Imagine what it could do on current semi processes.
http://datasheets.chipdb.org/Motorola/68882/mc68882.pdf
2021-10-08 02:15 PM
The code mentioned above is littered by sinf()/cosf(), there must be at least three dozens of them, so naturally the "benchmarking" focused initially on those. I found out that they are (to me) surprisingly fast, around 300 cycles, if the argument is normalized (+-pi/2). Even with small unnormalized argument it was down to 400something, but above a threshold - as I've found out, around 128*pi/2 - things got nasty and cycles suddenly jumped to thousands. So, with some tweaking of the underlying algorithm, I managed to got rid of those and cut the total execution time almost by half (the above figures are for the final product, "optimized" code).
So I looked at the MC68882's User Manual to check the timing of sin/cos. And, to my surprise, it's somewhat above 300 cycles (sure, extended precision data, but that's the power of hardware adder/multiplier for you). But that probably is to be expected, at the end of the day, the microcode in the MC68882 is no miracle. Normalization is to be said around 100 cycles, which is also similar (the nastiness of the large argument's optimization in libc may be just that there's some tradeoff between FLASH usage (tables) and utility; I don't intend to dig deep into this).
Sure, the difference is in that while the external coprocessor runs, the main can continue to execute code which is not dependent on the result. But this is often tricky to utilize - for example, as seen from above disasm, my code is densely packed float, and I don't quite know how would I intersperse unrelated code in other way than writing asm manually in the most tedious way.
So, yeah, maybe it would be relatively cheap to add microcode capability to the Cortex-M FPU (maybe even RAM-based) and it would be surely a cool addition, maybe worth it, even if hard to use practically (but then there are already examples for that, e.g. the SIMD instructions).

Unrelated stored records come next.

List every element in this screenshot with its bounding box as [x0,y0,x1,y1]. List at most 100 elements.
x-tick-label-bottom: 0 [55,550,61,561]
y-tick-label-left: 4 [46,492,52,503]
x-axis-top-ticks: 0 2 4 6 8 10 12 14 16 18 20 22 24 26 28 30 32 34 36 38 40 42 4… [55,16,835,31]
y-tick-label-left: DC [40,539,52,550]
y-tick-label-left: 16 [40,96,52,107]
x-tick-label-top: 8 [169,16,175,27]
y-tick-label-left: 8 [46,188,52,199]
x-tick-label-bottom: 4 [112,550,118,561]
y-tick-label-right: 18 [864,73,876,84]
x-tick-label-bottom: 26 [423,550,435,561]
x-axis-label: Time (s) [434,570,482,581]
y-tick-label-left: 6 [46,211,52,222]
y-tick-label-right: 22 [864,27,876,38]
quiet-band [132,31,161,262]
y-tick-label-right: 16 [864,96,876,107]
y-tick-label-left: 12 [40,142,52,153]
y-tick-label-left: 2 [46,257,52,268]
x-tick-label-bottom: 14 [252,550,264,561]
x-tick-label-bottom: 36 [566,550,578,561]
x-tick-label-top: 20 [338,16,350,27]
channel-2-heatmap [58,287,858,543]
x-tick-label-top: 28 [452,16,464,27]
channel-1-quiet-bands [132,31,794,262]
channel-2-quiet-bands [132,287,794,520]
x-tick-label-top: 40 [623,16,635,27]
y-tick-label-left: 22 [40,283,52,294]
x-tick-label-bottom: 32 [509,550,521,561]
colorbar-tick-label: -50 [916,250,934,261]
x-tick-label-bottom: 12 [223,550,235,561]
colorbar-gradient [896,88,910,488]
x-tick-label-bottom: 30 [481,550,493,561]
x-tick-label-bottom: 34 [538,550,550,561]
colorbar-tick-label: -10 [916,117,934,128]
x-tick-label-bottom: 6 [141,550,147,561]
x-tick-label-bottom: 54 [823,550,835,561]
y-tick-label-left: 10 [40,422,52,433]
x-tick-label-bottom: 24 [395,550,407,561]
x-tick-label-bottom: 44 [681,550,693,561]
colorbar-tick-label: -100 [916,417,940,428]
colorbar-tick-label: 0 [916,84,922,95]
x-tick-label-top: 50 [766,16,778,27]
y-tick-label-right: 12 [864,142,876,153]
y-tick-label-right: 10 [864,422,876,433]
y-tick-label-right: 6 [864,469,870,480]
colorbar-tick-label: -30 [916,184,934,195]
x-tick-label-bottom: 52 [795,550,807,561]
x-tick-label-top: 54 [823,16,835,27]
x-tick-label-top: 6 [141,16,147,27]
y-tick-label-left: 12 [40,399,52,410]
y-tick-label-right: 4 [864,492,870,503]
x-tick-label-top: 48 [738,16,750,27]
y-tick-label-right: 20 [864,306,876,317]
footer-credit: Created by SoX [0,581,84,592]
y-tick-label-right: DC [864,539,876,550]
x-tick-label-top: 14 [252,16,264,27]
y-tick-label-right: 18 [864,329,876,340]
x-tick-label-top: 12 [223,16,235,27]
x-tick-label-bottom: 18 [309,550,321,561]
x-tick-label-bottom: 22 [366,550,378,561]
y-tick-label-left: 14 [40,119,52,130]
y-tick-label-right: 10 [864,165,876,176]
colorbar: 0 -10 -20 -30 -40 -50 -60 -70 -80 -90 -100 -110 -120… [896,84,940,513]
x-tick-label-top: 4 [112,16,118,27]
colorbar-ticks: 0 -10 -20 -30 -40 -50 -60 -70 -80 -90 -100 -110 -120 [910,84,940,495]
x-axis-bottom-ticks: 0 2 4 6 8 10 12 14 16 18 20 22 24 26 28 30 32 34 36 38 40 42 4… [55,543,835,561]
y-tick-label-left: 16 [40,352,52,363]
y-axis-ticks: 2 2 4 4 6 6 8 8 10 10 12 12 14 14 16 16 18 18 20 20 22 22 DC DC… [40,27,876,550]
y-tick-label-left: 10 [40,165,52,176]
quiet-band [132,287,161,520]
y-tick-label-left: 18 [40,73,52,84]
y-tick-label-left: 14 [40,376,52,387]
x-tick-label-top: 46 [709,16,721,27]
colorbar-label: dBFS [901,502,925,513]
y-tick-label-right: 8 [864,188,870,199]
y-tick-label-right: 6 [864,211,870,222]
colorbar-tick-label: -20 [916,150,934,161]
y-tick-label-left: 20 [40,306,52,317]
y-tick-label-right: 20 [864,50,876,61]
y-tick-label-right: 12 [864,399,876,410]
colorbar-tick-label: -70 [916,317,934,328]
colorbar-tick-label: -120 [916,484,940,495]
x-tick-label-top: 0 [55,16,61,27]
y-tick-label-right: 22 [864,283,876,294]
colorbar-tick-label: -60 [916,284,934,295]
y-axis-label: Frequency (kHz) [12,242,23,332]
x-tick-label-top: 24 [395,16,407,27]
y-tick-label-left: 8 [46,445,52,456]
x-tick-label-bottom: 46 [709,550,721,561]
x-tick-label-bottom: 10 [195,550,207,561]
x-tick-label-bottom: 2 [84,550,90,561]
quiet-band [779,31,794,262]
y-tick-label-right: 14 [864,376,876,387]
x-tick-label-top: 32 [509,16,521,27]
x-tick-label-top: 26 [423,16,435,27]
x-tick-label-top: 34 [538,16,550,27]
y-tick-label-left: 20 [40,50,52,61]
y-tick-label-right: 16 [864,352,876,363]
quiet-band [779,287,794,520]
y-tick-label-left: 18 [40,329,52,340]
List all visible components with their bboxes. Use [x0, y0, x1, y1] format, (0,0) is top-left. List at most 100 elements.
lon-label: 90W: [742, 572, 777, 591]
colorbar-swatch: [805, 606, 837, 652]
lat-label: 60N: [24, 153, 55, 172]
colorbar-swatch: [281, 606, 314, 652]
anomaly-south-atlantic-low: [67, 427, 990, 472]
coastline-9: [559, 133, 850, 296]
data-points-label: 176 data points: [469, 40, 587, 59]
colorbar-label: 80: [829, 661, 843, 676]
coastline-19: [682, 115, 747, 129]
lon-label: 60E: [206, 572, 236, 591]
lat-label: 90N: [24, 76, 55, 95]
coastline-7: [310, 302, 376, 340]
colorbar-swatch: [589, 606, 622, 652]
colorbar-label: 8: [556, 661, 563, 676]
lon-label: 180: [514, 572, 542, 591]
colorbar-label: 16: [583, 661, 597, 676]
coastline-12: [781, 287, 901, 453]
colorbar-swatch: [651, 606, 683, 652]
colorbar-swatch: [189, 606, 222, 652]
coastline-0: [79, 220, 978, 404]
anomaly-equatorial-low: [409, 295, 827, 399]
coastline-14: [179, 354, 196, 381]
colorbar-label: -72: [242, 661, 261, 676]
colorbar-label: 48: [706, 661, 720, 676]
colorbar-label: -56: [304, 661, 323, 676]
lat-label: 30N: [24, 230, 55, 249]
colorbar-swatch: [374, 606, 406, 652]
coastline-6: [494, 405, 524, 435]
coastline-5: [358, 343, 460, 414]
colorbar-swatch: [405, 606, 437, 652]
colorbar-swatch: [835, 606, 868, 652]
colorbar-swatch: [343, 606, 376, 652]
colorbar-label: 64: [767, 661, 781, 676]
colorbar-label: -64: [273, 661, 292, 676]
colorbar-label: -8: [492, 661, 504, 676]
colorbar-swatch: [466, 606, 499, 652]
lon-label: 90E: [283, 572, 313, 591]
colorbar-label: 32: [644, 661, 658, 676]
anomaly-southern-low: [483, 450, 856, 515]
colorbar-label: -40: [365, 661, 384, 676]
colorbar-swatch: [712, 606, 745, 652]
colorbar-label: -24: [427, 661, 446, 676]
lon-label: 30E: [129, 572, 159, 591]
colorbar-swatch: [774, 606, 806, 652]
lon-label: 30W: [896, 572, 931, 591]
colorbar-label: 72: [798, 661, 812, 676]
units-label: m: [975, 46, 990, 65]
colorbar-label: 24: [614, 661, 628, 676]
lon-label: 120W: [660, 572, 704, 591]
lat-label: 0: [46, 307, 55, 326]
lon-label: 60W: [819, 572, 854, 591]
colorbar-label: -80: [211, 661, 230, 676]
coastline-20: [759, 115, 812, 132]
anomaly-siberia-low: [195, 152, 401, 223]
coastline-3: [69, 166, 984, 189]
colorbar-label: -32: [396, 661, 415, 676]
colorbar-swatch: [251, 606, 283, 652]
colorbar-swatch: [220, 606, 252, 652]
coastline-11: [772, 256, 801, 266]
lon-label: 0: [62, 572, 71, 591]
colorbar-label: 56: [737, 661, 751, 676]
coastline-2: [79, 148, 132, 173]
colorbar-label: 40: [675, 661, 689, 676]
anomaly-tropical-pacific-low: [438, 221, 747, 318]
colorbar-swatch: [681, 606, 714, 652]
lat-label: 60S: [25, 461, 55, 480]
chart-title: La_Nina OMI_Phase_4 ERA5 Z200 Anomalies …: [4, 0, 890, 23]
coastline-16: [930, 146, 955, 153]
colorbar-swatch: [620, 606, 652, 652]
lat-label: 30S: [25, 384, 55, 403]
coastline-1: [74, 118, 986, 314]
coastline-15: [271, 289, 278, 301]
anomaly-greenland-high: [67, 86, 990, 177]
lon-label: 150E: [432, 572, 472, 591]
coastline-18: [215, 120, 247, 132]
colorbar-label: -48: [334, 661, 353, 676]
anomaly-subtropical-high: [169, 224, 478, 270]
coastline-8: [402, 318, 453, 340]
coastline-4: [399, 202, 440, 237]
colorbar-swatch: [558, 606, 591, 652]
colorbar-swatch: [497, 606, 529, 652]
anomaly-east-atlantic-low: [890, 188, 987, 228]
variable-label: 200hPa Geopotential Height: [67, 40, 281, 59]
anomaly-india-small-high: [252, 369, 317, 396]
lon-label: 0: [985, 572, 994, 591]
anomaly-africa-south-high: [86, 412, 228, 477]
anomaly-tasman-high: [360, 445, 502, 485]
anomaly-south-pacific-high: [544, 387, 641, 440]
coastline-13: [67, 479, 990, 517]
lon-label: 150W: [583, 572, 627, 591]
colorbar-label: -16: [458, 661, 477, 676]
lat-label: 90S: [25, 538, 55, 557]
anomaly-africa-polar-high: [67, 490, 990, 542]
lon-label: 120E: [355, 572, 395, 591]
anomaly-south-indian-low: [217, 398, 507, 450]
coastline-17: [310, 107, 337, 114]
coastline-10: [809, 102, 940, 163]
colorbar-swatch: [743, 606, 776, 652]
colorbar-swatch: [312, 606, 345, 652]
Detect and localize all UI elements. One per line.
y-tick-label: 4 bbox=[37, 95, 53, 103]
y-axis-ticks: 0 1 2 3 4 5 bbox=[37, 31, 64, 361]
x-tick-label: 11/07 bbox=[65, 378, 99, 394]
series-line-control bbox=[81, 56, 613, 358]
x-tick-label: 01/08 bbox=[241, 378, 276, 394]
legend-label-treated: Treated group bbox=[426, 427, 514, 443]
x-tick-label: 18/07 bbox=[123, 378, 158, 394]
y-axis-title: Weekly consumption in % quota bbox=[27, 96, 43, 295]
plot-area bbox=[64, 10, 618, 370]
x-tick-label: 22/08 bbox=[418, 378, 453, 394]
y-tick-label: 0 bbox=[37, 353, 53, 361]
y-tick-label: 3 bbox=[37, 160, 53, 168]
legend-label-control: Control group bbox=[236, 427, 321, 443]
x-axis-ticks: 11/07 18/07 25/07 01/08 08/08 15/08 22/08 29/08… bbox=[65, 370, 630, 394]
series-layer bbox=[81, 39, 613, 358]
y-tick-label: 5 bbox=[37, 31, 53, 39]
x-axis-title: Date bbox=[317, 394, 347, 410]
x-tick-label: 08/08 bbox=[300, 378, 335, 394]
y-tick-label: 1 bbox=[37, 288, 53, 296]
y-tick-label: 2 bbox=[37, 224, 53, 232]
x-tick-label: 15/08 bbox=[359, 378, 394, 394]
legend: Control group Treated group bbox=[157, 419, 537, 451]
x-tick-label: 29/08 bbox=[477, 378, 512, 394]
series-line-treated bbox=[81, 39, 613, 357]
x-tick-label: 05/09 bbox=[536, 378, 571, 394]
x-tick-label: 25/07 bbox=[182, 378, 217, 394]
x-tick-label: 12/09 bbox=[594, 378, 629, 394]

OTOH, I'm quite certain ARM and ST are not interested in real-world applications anymore, surfing on that IoT/security nonsense wave.
JW
2021-10-10 01:31 PM
The IoT itself is real - the network printers, storage, cameras, payment terminals etc. It's the the marketing "experts", who cannot imagine anything more than a "very important" wireless sensor with LTE modem sending data to the cloud and processed by AI... to switch a room lighting on/off.